Memory Usage

From bwHPC Wiki
Jump to: navigation, search

1 Memory Usage

Often compute jobs get aborted because there is not enough memory available on the compute node to hold all the data. This page gives guidelines and tips for some tools how much memory should be requested for these tools and how the required memory scales with data and number of processors.

1.1 Specify memory in the job script

Please remember to specify the memory your job needs in the jobscript. Otherwise it can happen that the job is cancelled by the scheduler when it trys to allocate memory.

With the mem option you can request xx GB memory for the whole job.

#PBS -l mem=xxgb

With the pmem option you can request memory per core. This example will request 4 * xxGB, as the job runs on 4 cores.

#PBS -l nodes=1:ppn=4
#PBS -l pmem=xxgb

After the job finished a feedbackscript will denote the memory used by your job. This can help to get a more educated guess how much memory your jobs really need.

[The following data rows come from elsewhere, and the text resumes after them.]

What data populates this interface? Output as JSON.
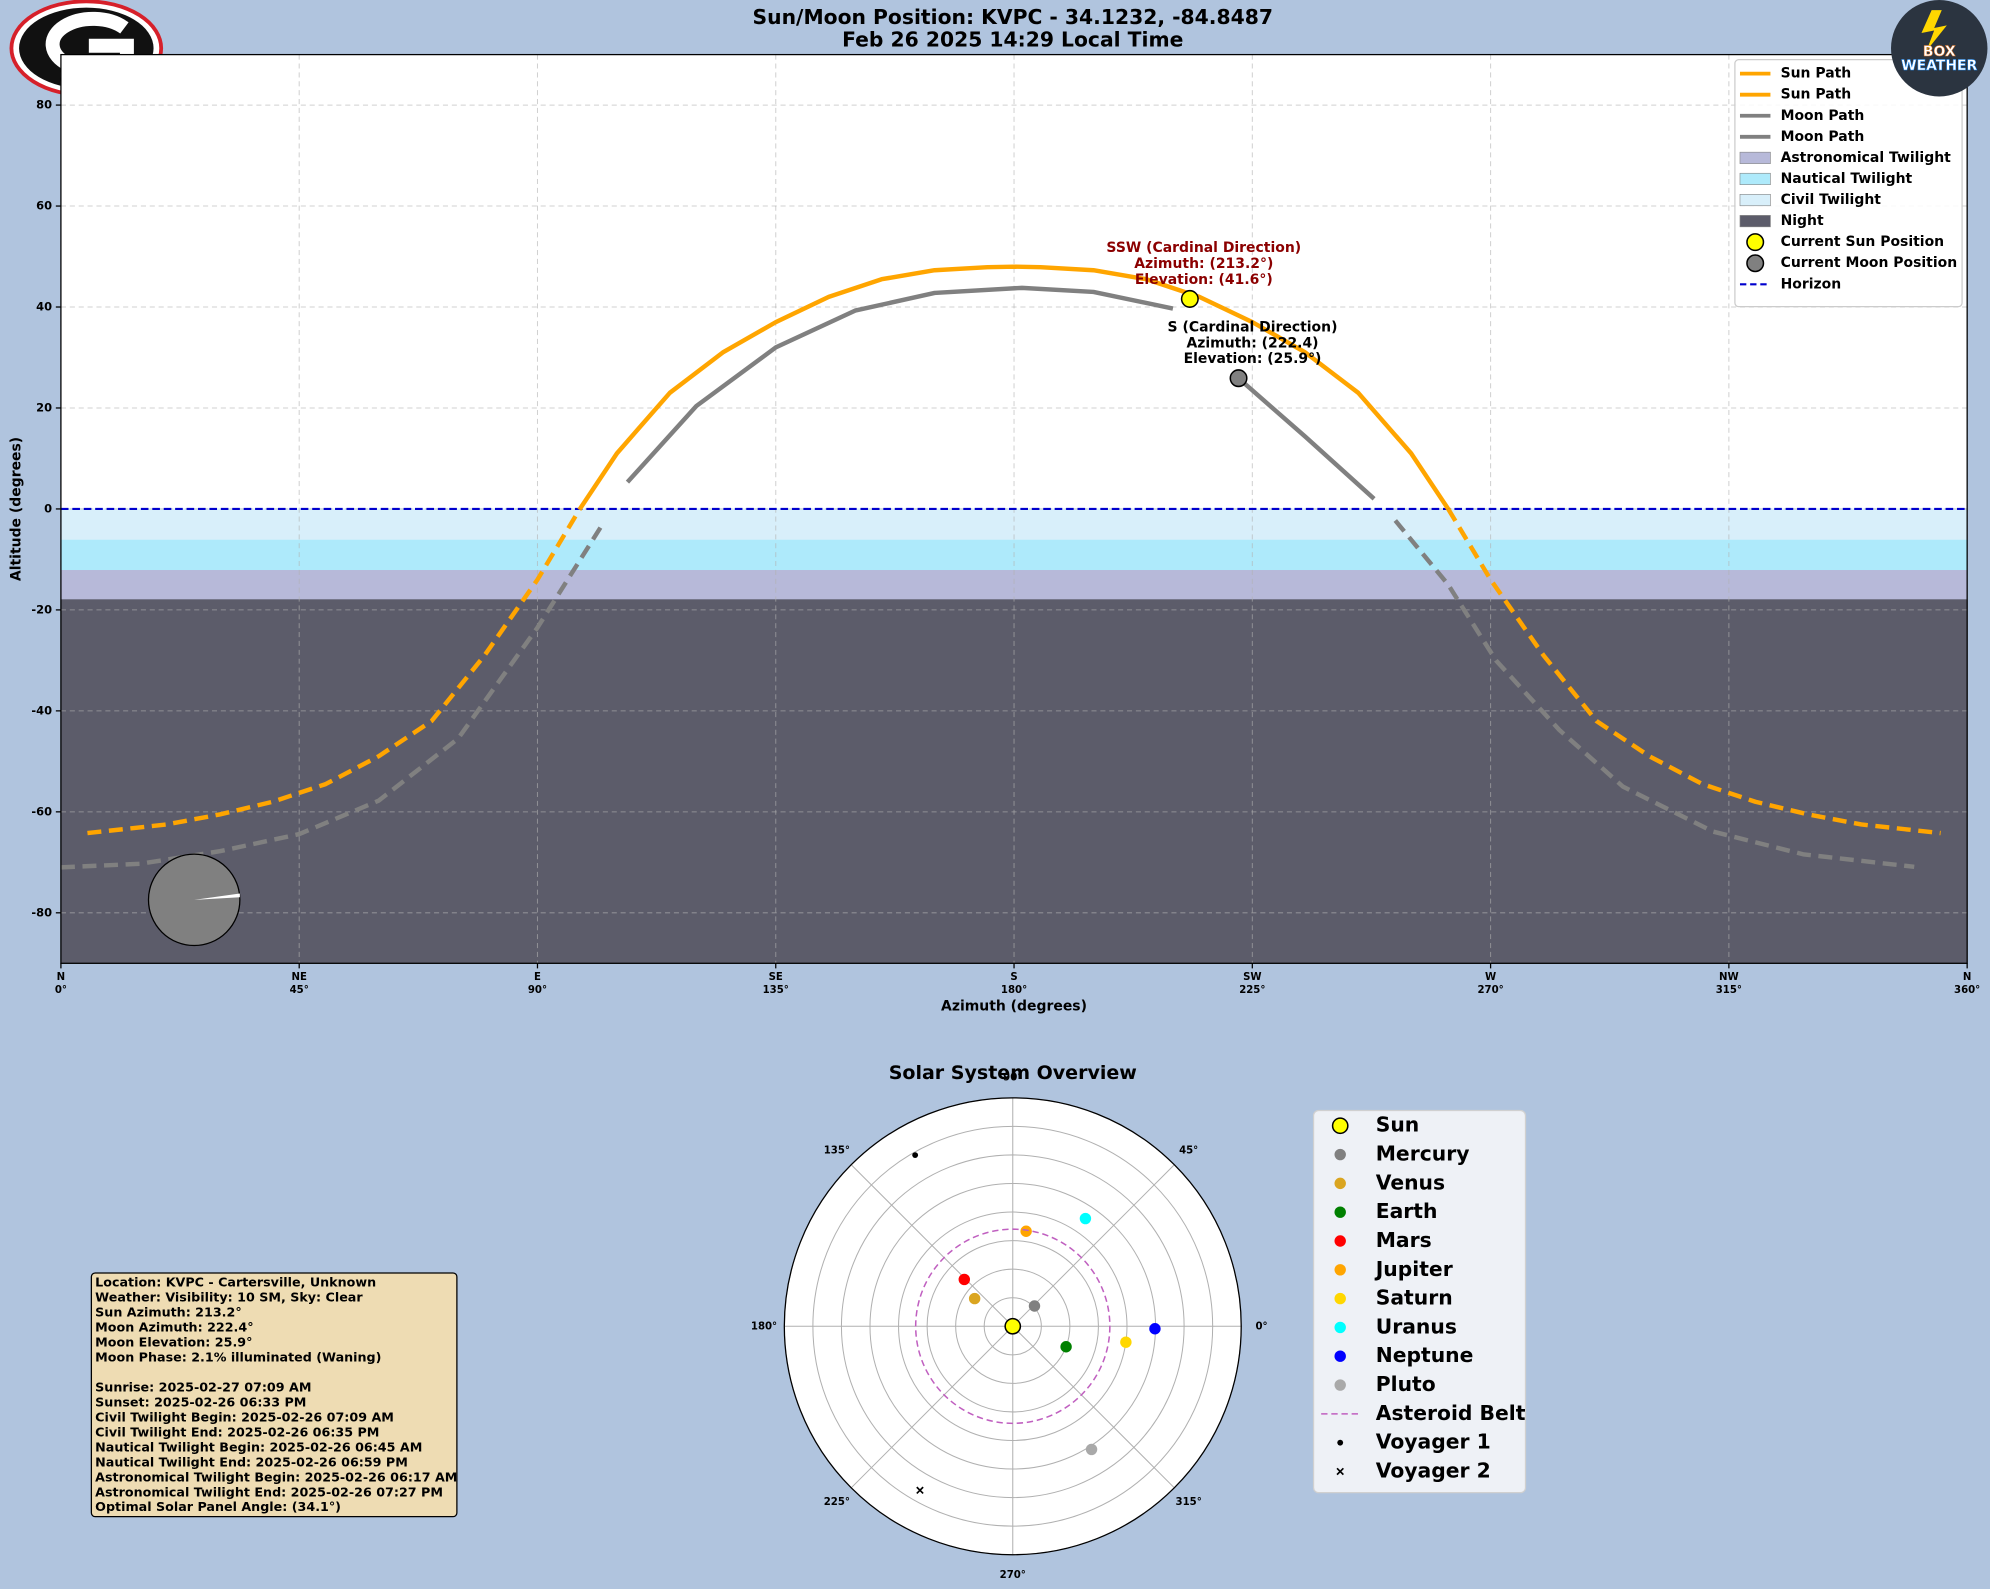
{
  "chart_data": [
    {
      "type": "line",
      "title": [
        "Sun/Moon Position: KVPC - 34.1232, -84.8487",
        "Feb 26 2025 14:29 Local Time"
      ],
      "x_label": "Azimuth (degrees)",
      "y_label": "Altitude (degrees)",
      "xlim": [
        0,
        360
      ],
      "ylim": [
        -90,
        90
      ],
      "xticks": [
        {
          "value": 0,
          "label": "0°"
        },
        {
          "value": 45,
          "label": "45°"
        },
        {
          "value": 90,
          "label": "90°"
        },
        {
          "value": 135,
          "label": "135°"
        },
        {
          "value": 180,
          "label": "180°"
        },
        {
          "value": 225,
          "label": "225°"
        },
        {
          "value": 270,
          "label": "270°"
        },
        {
          "value": 315,
          "label": "315°"
        },
        {
          "value": 360,
          "label": "360°"
        }
      ],
      "xtick_directions": [
        "N",
        "NE",
        "E",
        "SE",
        "S",
        "SW",
        "W",
        "NW",
        "N"
      ],
      "yticks": [
        -80,
        -60,
        -40,
        -20,
        0,
        20,
        40,
        60,
        80
      ],
      "grid": true,
      "legend": "upper right",
      "series": [
        {
          "name": "Sun Path",
          "color": "#ffa500",
          "style": "solid",
          "x": [
            98,
            105,
            115,
            125,
            135,
            145,
            155,
            165,
            175,
            180,
            185,
            195,
            205,
            215,
            225,
            235,
            245,
            255,
            262
          ],
          "values": [
            0,
            11,
            23,
            31,
            37,
            42,
            45.5,
            47.3,
            47.9,
            48,
            47.9,
            47.3,
            45.5,
            42,
            37,
            31,
            23,
            11,
            0
          ]
        },
        {
          "name": "Sun Path",
          "color": "#ffa500",
          "style": "dashed",
          "x": [
            5,
            20,
            30,
            40,
            50,
            60,
            70,
            80,
            90,
            98,
            180,
            262,
            270,
            280,
            290,
            300,
            310,
            320,
            330,
            340,
            355
          ],
          "values": [
            -64.2,
            -62.5,
            -60.5,
            -58,
            -54.5,
            -49,
            -42,
            -29,
            -14,
            0,
            null,
            0,
            -14,
            -29,
            -42,
            -49,
            -54.5,
            -58,
            -60.5,
            -62.5,
            -64.2
          ]
        },
        {
          "name": "Moon Path",
          "color": "#808080",
          "style": "solid",
          "x": [
            107,
            120,
            135,
            150,
            165,
            181.5,
            195,
            210,
            216,
            222.4,
            235,
            248
          ],
          "values": [
            5.3,
            20.4,
            32,
            39.3,
            42.8,
            43.8,
            43,
            39.7,
            null,
            25.9,
            14.3,
            2
          ]
        },
        {
          "name": "Moon Path",
          "color": "#808080",
          "style": "dashed",
          "x": [
            0,
            15,
            30,
            45,
            60,
            75,
            90,
            102,
            180,
            252,
            262,
            271,
            283,
            295,
            312,
            329,
            350
          ],
          "values": [
            -71,
            -70.3,
            -67.8,
            -64.4,
            -57.8,
            -45.5,
            -23.5,
            -3.5,
            null,
            -2.3,
            -15,
            -30,
            -43.8,
            -55,
            -63.9,
            -68.4,
            -70.9
          ]
        }
      ],
      "bands": [
        {
          "name": "Astronomical Twilight",
          "color": "#b7b9d9",
          "range": [
            -18,
            -12
          ]
        },
        {
          "name": "Nautical Twilight",
          "color": "#aeeafb",
          "range": [
            -12,
            -6
          ]
        },
        {
          "name": "Civil Twilight",
          "color": "#d8effa",
          "range": [
            -6,
            0
          ]
        },
        {
          "name": "Night",
          "color": "#5c5c6a",
          "range": [
            -90,
            -18
          ]
        }
      ],
      "markers": [
        {
          "name": "Current Sun Position",
          "color": "#ffff00",
          "x": 213.2,
          "y": 41.6,
          "annotation_color": "#8b0000",
          "annotation": [
            "SSW (Cardinal Direction)",
            "Azimuth: (213.2°)",
            "Elevation: (41.6°)"
          ]
        },
        {
          "name": "Current Moon Position",
          "color": "#808080",
          "x": 222.4,
          "y": 25.9,
          "annotation_color": "#000000",
          "annotation": [
            "S (Cardinal Direction)",
            "Azimuth: (222.4)",
            "Elevation: (25.9°)"
          ]
        }
      ],
      "horizon": {
        "name": "Horizon",
        "value": 0,
        "color": "#0000cd"
      }
    },
    {
      "type": "polar",
      "title": "Solar System Overview",
      "rlim": [
        0,
        8
      ],
      "rticks": [
        1,
        2,
        3,
        4,
        5,
        6,
        7,
        8
      ],
      "thetaticks": [
        {
          "value": 0,
          "label": "0°"
        },
        {
          "value": 45,
          "label": "45°"
        },
        {
          "value": 90,
          "label": "90°"
        },
        {
          "value": 135,
          "label": "135°"
        },
        {
          "value": 180,
          "label": "180°"
        },
        {
          "value": 225,
          "label": "225°"
        },
        {
          "value": 270,
          "label": "270°"
        },
        {
          "value": 315,
          "label": "315°"
        }
      ],
      "series": [
        {
          "name": "Sun",
          "color": "#ffff00",
          "marker": "large",
          "r": 0,
          "theta": 0
        },
        {
          "name": "Mercury",
          "color": "#808080",
          "marker": "dot",
          "r": 1.04,
          "theta": 43
        },
        {
          "name": "Venus",
          "color": "#daa520",
          "marker": "dot",
          "r": 1.65,
          "theta": 144
        },
        {
          "name": "Earth",
          "color": "#008000",
          "marker": "dot",
          "r": 2.0,
          "theta": 339
        },
        {
          "name": "Mars",
          "color": "#ff0000",
          "marker": "dot",
          "r": 2.36,
          "theta": 136
        },
        {
          "name": "Jupiter",
          "color": "#ffa500",
          "marker": "dot",
          "r": 3.36,
          "theta": 82
        },
        {
          "name": "Saturn",
          "color": "#ffd700",
          "marker": "dot",
          "r": 4.0,
          "theta": 352
        },
        {
          "name": "Uranus",
          "color": "#00ffff",
          "marker": "dot",
          "r": 4.55,
          "theta": 56
        },
        {
          "name": "Neptune",
          "color": "#0000ff",
          "marker": "dot",
          "r": 4.98,
          "theta": 359
        },
        {
          "name": "Pluto",
          "color": "#a9a9a9",
          "marker": "dot",
          "r": 5.12,
          "theta": 302.6
        },
        {
          "name": "Asteroid Belt",
          "color": "#c060c0",
          "marker": "ring",
          "r": 3.4
        },
        {
          "name": "Voyager 1",
          "color": "#000000",
          "marker": "small",
          "r": 6.9,
          "theta": 119.7
        },
        {
          "name": "Voyager 2",
          "color": "#000000",
          "marker": "cross",
          "r": 6.6,
          "theta": 240.5
        }
      ]
    }
  ],
  "info_box": {
    "lines": [
      "Location: KVPC - Cartersville, Unknown",
      "Weather: Visibility: 10 SM, Sky: Clear",
      "Sun Azimuth: 213.2°",
      "Moon Azimuth: 222.4°",
      "Moon Elevation: 25.9°",
      "Moon Phase: 2.1% illuminated (Waning)"
    ],
    "times": [
      "Sunrise: 2025-02-27 07:09 AM",
      "Sunset: 2025-02-26 06:33 PM",
      "Civil Twilight Begin: 2025-02-26 07:09 AM",
      "Civil Twilight End: 2025-02-26 06:35 PM",
      "Nautical Twilight Begin: 2025-02-26 06:45 AM",
      "Nautical Twilight End: 2025-02-26 06:59 PM",
      "Astronomical Twilight Begin: 2025-02-26 06:17 AM",
      "Astronomical Twilight End: 2025-02-26 07:27 PM",
      "Optimal Solar Panel Angle: (34.1°)"
    ]
  },
  "branding": [
    "BOX",
    "WEATHER"
  ]
}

Memory job, MB                              | 420         [req.     10220]

1.2 Tools

1.2.1 Mothur

When analyzing reads with Mothur, at some point a distance matrix will be created. This pair wise distances are saved in a file with the .dist prefix. This matrix is held in memory when you have Mothur commands like cluster or cluster.split.

As stated in this Mothur forum post, the required memory increases with the number of used processes. If you experience memory problems with your Mothur script, you may have to use fewer processes for the clustering.

Note: The more processors used the more memory is required. Each process will load a distance matrix into memory (RAM).